When the first Denisovan fossil was found in 2010, it was hailed as a stunning discovery. Here was another species related to humans, clearly distinct from the Neanderthals and Homo sapiens. However, fossil evidence of this species had only been found in the Denisova Cave in Siberia, from which the Denisovans were named.
Now, a new fossil discovered in Tibet shows that the Denisovans weren’t nearly as localized as some thought. They spread far and wide, being capable of living at impressive altitudes.
Back in 1980, a Tibetan monk found a rather unusual fossil: a seemingly human jawbone. The monk passed it on to Lanzhou University, but the fragment was ignored until the 2010s when archaeologist Dongju Zhang and her colleagues began studying the bone. A recent study has now confirmed that the jawbone belonged to a Denisovan, a group of humanoids that lived alongside humans and Neanderthals, interbreeding with them several times across history.
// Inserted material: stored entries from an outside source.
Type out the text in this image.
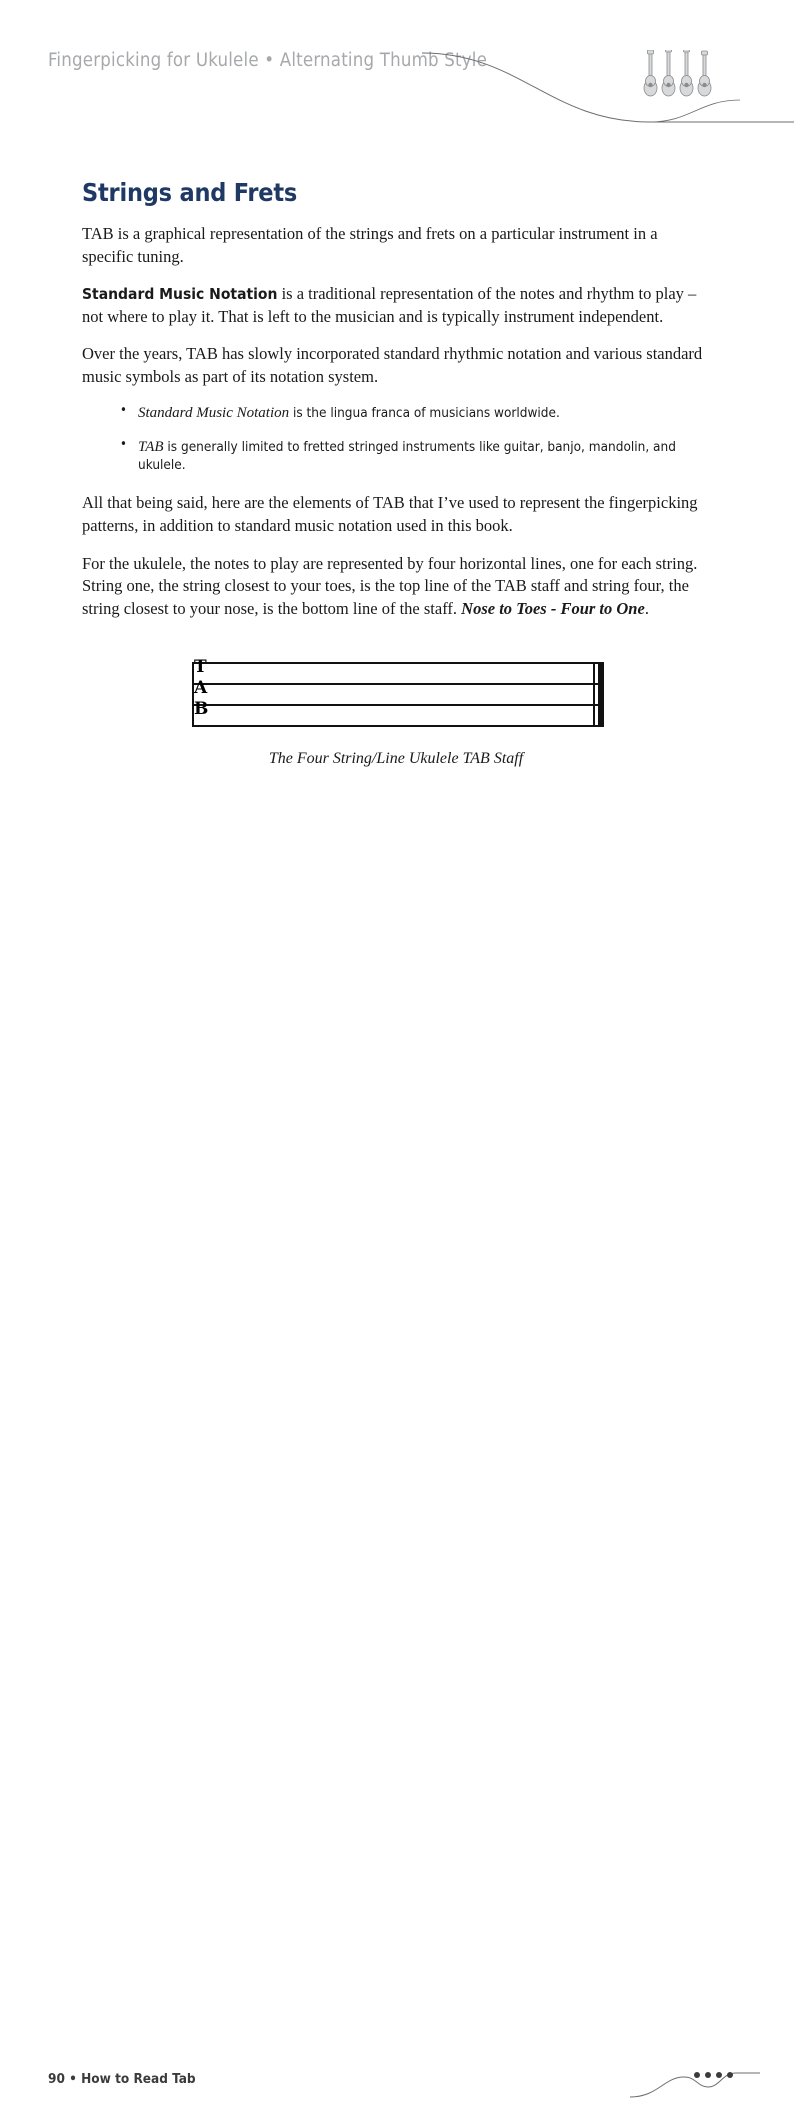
Fingerpicking for Ukulele • Alternating Thumb Style
Strings and Frets

TAB is a graphical representation of the strings and frets on a particular instrument in a specific tuning.

Standard Music Notation is a traditional representation of the notes and rhythm to play – not where to play it. That is left to the musician and is typically instrument independent.

Over the years, TAB has slowly incorporated standard rhythmic notation and various standard music symbols as part of its notation system.

• Standard Music Notation is the lingua franca of musicians worldwide.
• TAB is generally limited to fretted stringed instruments like guitar, banjo, mandolin, and ukulele.

All that being said, here are the elements of TAB that I’ve used to represent the fingerpicking patterns, in addition to standard music notation used in this book.

For the ukulele, the notes to play are represented by four horizontal lines, one for each string. String one, the string closest to your toes, is the top line of the TAB staff and string four, the string closest to your nose, is the bottom line of the staff. Nose to Toes - Four to One.

T
A
B
The Four String/Line Ukulele TAB Staff
90 • How to Read Tab
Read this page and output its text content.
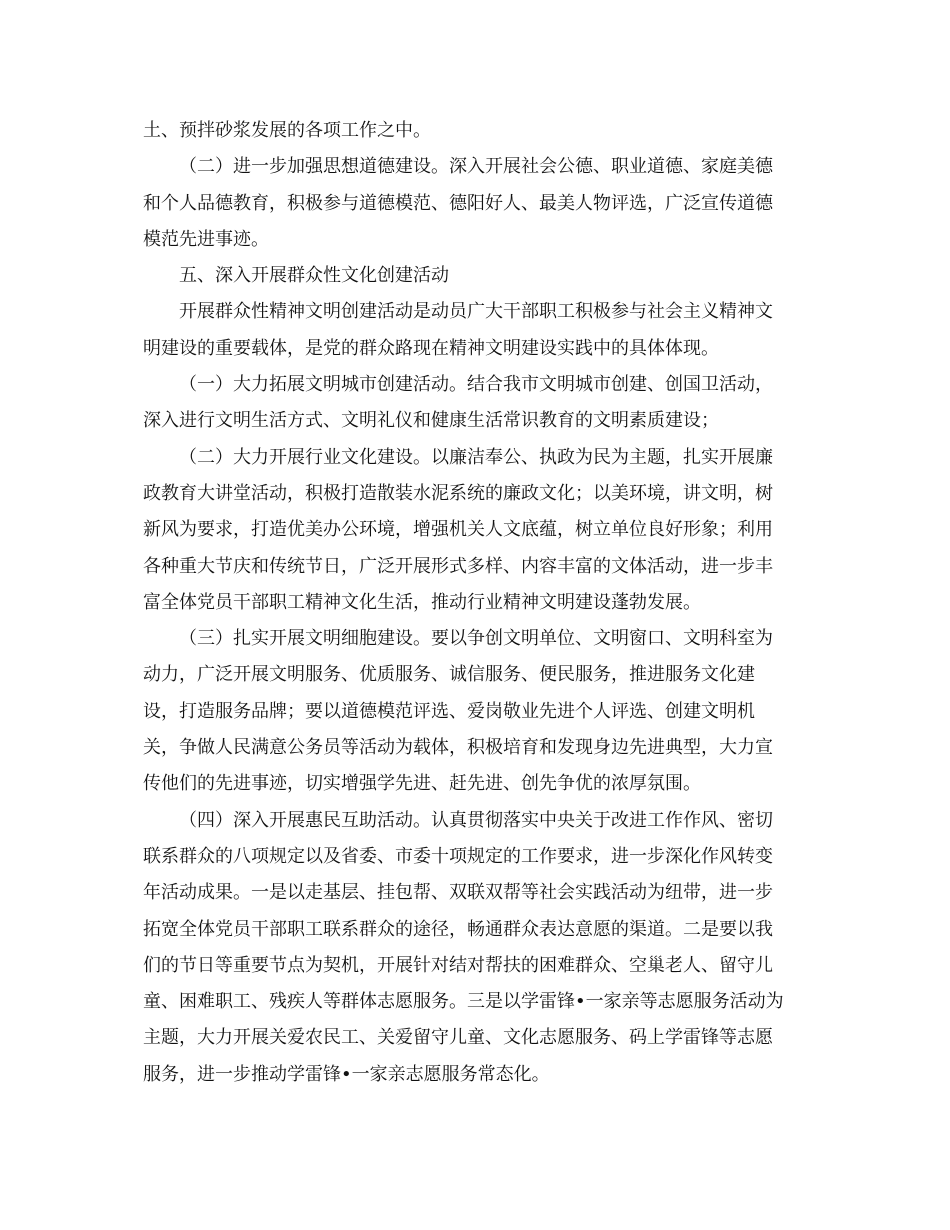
土、预拌砂浆发展的各项工作之中。

（二）进一步加强思想道德建设。深入开展社会公德、职业道德、家庭美德
和个人品德教育，积极参与道德模范、德阳好人、最美人物评选，广泛宣传道德
模范先进事迹。

五、深入开展群众性文化创建活动

开展群众性精神文明创建活动是动员广大干部职工积极参与社会主义精神文
明建设的重要载体，是党的群众路现在精神文明建设实践中的具体体现。

（一）大力拓展文明城市创建活动。结合我市文明城市创建、创国卫活动，
深入进行文明生活方式、文明礼仪和健康生活常识教育的文明素质建设；

（二）大力开展行业文化建设。以廉洁奉公、执政为民为主题，扎实开展廉
政教育大讲堂活动，积极打造散装水泥系统的廉政文化；以美环境，讲文明，树
新风为要求，打造优美办公环境，增强机关人文底蕴，树立单位良好形象；利用
各种重大节庆和传统节日，广泛开展形式多样、内容丰富的文体活动，进一步丰
富全体党员干部职工精神文化生活，推动行业精神文明建设蓬勃发展。

（三）扎实开展文明细胞建设。要以争创文明单位、文明窗口、文明科室为
动力，广泛开展文明服务、优质服务、诚信服务、便民服务，推进服务文化建
设，打造服务品牌；要以道德模范评选、爱岗敬业先进个人评选、创建文明机
关，争做人民满意公务员等活动为载体，积极培育和发现身边先进典型，大力宣
传他们的先进事迹，切实增强学先进、赶先进、创先争优的浓厚氛围。

（四）深入开展惠民互助活动。认真贯彻落实中央关于改进工作作风、密切
联系群众的八项规定以及省委、市委十项规定的工作要求，进一步深化作风转变
年活动成果。一是以走基层、挂包帮、双联双帮等社会实践活动为纽带，进一步
拓宽全体党员干部职工联系群众的途径，畅通群众表达意愿的渠道。二是要以我
们的节日等重要节点为契机，开展针对结对帮扶的困难群众、空巢老人、留守儿
童、困难职工、残疾人等群体志愿服务。三是以学雷锋•一家亲等志愿服务活动为
主题，大力开展关爱农民工、关爱留守儿童、文化志愿服务、码上学雷锋等志愿
服务，进一步推动学雷锋•一家亲志愿服务常态化。
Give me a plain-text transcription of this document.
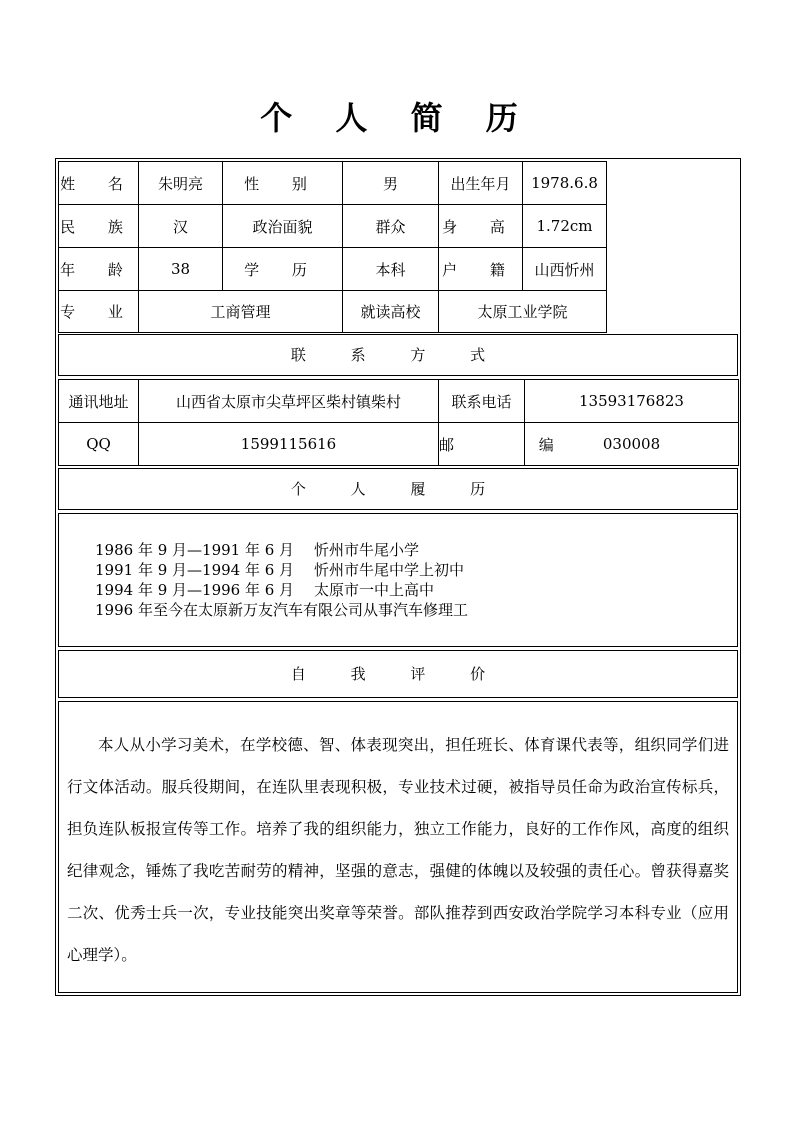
个 人 简 历
姓 名	朱明亮	性 别	男	出生年月	1978.6.8	
民 族	汉	政治面貌	群众	身 高	1.72cm	
年 龄	38	学 历	本科	户 籍	山西忻州	
专 业	工商管理		就读高校	太原工业学院		
联 系 方 式
通讯地址	山西省太原市尖草坪区柴村镇柴村	联系电话	13593176823
QQ	1599115616	邮 编	030008
个 人 履 历
1986 年 9 月—1991 年 6 月 忻州市牛尾小学
1991 年 9 月—1994 年 6 月 忻州市牛尾中学上初中
1994 年 9 月—1996 年 6 月 太原市一中上高中
1996 年至今在太原新万友汽车有限公司从事汽车修理工
自 我 评 价
本人从小学习美术，在学校德、智、体表现突出，担任班长、体育课代表等，组织同学们进行文体活动。服兵役期间，在连队里表现积极，专业技术过硬，被指导员任命为政治宣传标兵，担负连队板报宣传等工作。培养了我的组织能力，独立工作能力，良好的工作作风，高度的组织纪律观念，锤炼了我吃苦耐劳的精神，坚强的意志，强健的体魄以及较强的责任心。曾获得嘉奖二次、优秀士兵一次，专业技能突出奖章等荣誉。部队推荐到西安政治学院学习本科专业（应用心理学）。
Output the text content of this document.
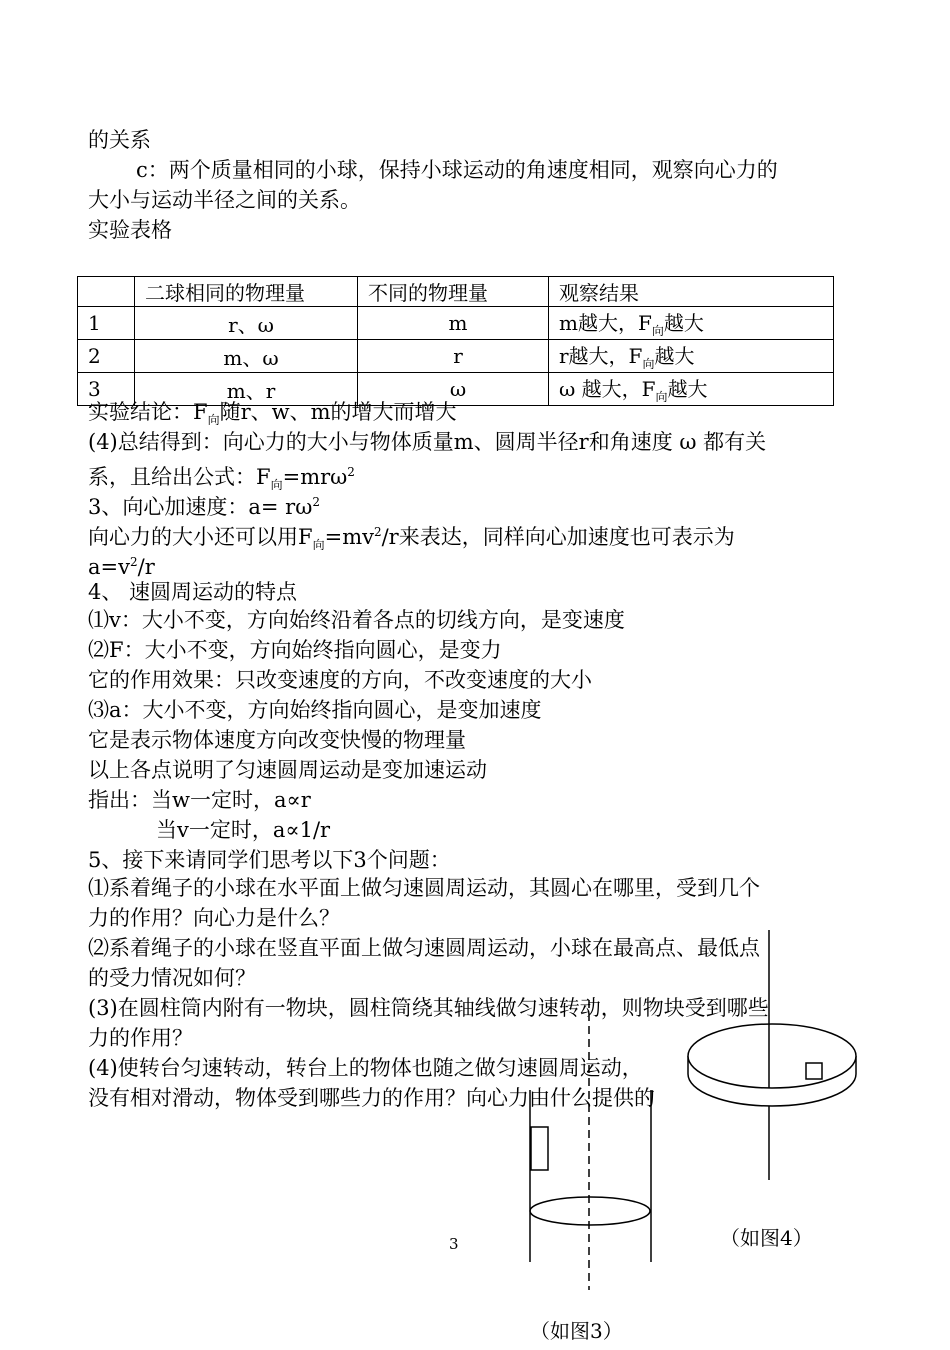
的关系
c：两个质量相同的小球，保持小球运动的角速度相同，观察向心力的
大小与运动半径之间的关系。
实验表格
	二球相同的物理量	不同的物理量	观察结果
1	r、ω	m	m越大，$F_向$越大
2	m、ω	r	r越大，$F_向$越大
3	m、r	ω	ω 越大，$F_向$越大
实验结论：$F_向$随r、w、m的增大而增大
(4)总结得到：向心力的大小与物体质量m、圆周半径r和角速度 ω 都有关
系，且给出公式：$F_向=mr\omega^2$
3、向心加速度：$a= r\omega^2$
向心力的大小还可以用$F_向=mv^2/r$来表达，同样向心加速度也可表示为
$a=v^2/r$
4、 速圆周运动的特点
⑴v：大小不变，方向始终沿着各点的切线方向，是变速度
⑵F：大小不变，方向始终指向圆心，是变力
它的作用效果：只改变速度的方向，不改变速度的大小
⑶a：大小不变，方向始终指向圆心，是变加速度
它是表示物体速度方向改变快慢的物理量
以上各点说明了匀速圆周运动是变加速运动
指出：当w一定时，a∝r
当v一定时，a∝1/r
5、接下来请同学们思考以下3个问题：
⑴系着绳子的小球在水平面上做匀速圆周运动，其圆心在哪里，受到几个
力的作用？向心力是什么？
⑵系着绳子的小球在竖直平面上做匀速圆周运动，小球在最高点、最低点
的受力情况如何？
(3)在圆柱筒内附有一物块，圆柱筒绕其轴线做匀速转动，则物块受到哪些
力的作用？
(4)使转台匀速转动，转台上的物体也随之做匀速圆周运动，
没有相对滑动，物体受到哪些力的作用？向心力由什么提供的
3	（如图4）
（如图3）
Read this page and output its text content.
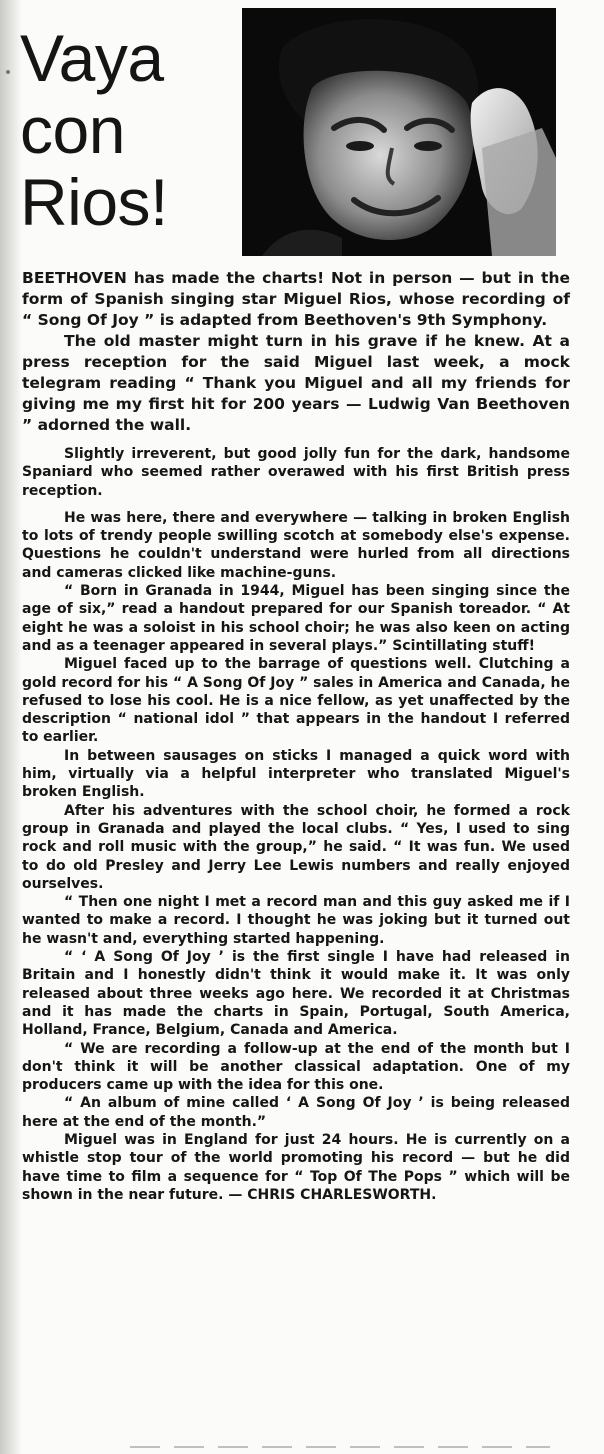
Vaya
con
Rios!

BEETHOVEN has made the charts! Not in person — but in the form of Spanish singing star Miguel Rios, whose recording of “ Song Of Joy ” is adapted from Beethoven's 9th Symphony.

The old master might turn in his grave if he knew. At a press reception for the said Miguel last week, a mock telegram reading “ Thank you Miguel and all my friends for giving me my first hit for 200 years — Ludwig Van Beethoven ” adorned the wall.

Slightly irreverent, but good jolly fun for the dark, handsome Spaniard who seemed rather overawed with his first British press reception.

He was here, there and everywhere — talking in broken English to lots of trendy people swilling scotch at somebody else's expense. Questions he couldn't understand were hurled from all directions and cameras clicked like machine-guns.

“ Born in Granada in 1944, Miguel has been singing since the age of six,” read a handout prepared for our Spanish toreador. “ At eight he was a soloist in his school choir; he was also keen on acting and as a teenager appeared in several plays.” Scintillating stuff!

Miguel faced up to the barrage of questions well. Clutching a gold record for his “ A Song Of Joy ” sales in America and Canada, he refused to lose his cool. He is a nice fellow, as yet unaffected by the description “ national idol ” that appears in the handout I referred to earlier.

In between sausages on sticks I managed a quick word with him, virtually via a helpful interpreter who translated Miguel's broken English.

After his adventures with the school choir, he formed a rock group in Granada and played the local clubs. “ Yes, I used to sing rock and roll music with the group,” he said. “ It was fun. We used to do old Presley and Jerry Lee Lewis numbers and really enjoyed ourselves.

“ Then one night I met a record man and this guy asked me if I wanted to make a record. I thought he was joking but it turned out he wasn't and, everything started happening.

“ ‘ A Song Of Joy ’ is the first single I have had released in Britain and I honestly didn't think it would make it. It was only released about three weeks ago here. We recorded it at Christmas and it has made the charts in Spain, Portugal, South America, Holland, France, Belgium, Canada and America.

“ We are recording a follow-up at the end of the month but I don't think it will be another classical adaptation. One of my producers came up with the idea for this one.

“ An album of mine called ‘ A Song Of Joy ’ is being released here at the end of the month.”

Miguel was in England for just 24 hours. He is currently on a whistle stop tour of the world promoting his record — but he did have time to film a sequence for “ Top Of The Pops ” which will be shown in the near future. — CHRIS CHARLESWORTH.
Although genetic analysis has shown that the Denisovans were a unique group, remains from them have been sparse, and until now, limited only to the Denisova Cave. Of course, it’s not plausible that a humanoid group inhabited a single cave, so the hunt was on for other fossils. Jean-Jacques Hublin of the Max Planck Institute for Evolutionary Anthropology in Leipzig, Germany, wondered if they could find such remains in the Tibetan plateau, and turned to the jawbone from Lanzhou University.
Denisovans split from humans about 550,00–765,000 years ago, but we still carry some of their genetic legacies. Previous studies have suggested that Denisovans were well adapted to living in cold environments and at high altitudes, but the fact that they could survive in Tibet is remarkable.
The altitude of the new Denisovan’s home is 3,280 meters ( 10,700 feet) above sea level, an altitude at which you need special adaptations to be able to survive. This also changes the anthropological history of Tibet and the Himalayas, as previous research claimed that the area was first populated by humans around 40,000 years ago. This new finding pushes that date back by 100,000 years.
It’s not completely surprising, however — actually, this finding might help solve one pressing riddle about the genetic history of the Tibetan people: Tibetans and other populations in the region have a gene inherited from Denisovans that helps them live at high altitudes, but how they got this gene from the Denisovans in the first place is a mystery. The fact that Denisovans developed it in the first place was just as puzzling, considering that their only remains had been found in a low-lying area.
“Frankly speaking, until today, nobody ever imagined that archaic humans could be able to dwell in such an environment,” said Jean-Jacques Hublin, a co-author and paleoanthropologist at the Max Planck Institute for Evolutionary Anthropology. “It’s a big surprise because most people thought that challenging environments like the high altitudes were colonized only by modern humans like us less than 40,000 years ago.”
Identifying what species the jawbone came from is no easy feat. The fragment is at least 160,000 years old, and DNA tends to disintegrate much quicker than that. So instead, researchers looked at a specific set of proteins, which is much more durable than DNA. Essentially, the strings of amino acids found in some protein can be a tell-tale sign of a particular species.
“Just like DNA, the amino acids in these proteins are ordered in a particular way,” said co-author Frido Welker, a researcher at the Max Planck Institute for Evolutionary Anthropology. “And we can actually sequence these proteins, so we can read the order of those amino acids.”
Of course, DNA analysis would still be much better. This type of protein analysis is still a nascent field, with a low sample size. But for the lack of a better approach, it offers much-needed information. Researchers also hope that these patterns could help determine other bones that they discovered. Researchers working in China have found several such fossils which are still unidentified.
“In China there are a number of specimens that are not Homo erectus, that are not modern humans, and that are good candidates for being Chinese Denisovans,” Hublin said. “But this has been impossible to prove today because in these fossils there is no ancient DNA preserved.”
“I predict that most of the Chinese hominin fossil record younger than 350,000 years and older than 50,000 is made of Denisovans,” he adds.
Identifying these remains could offer some valuable puzzle pieces as to who the Denisovans were, what they looked like, and how they passed on their genes. Also, if Hublin is right, this might help settle the debate over whether our ancestors evolved solely in Africa, or whether Asia played an important role too.
The study was published in the journal Nature.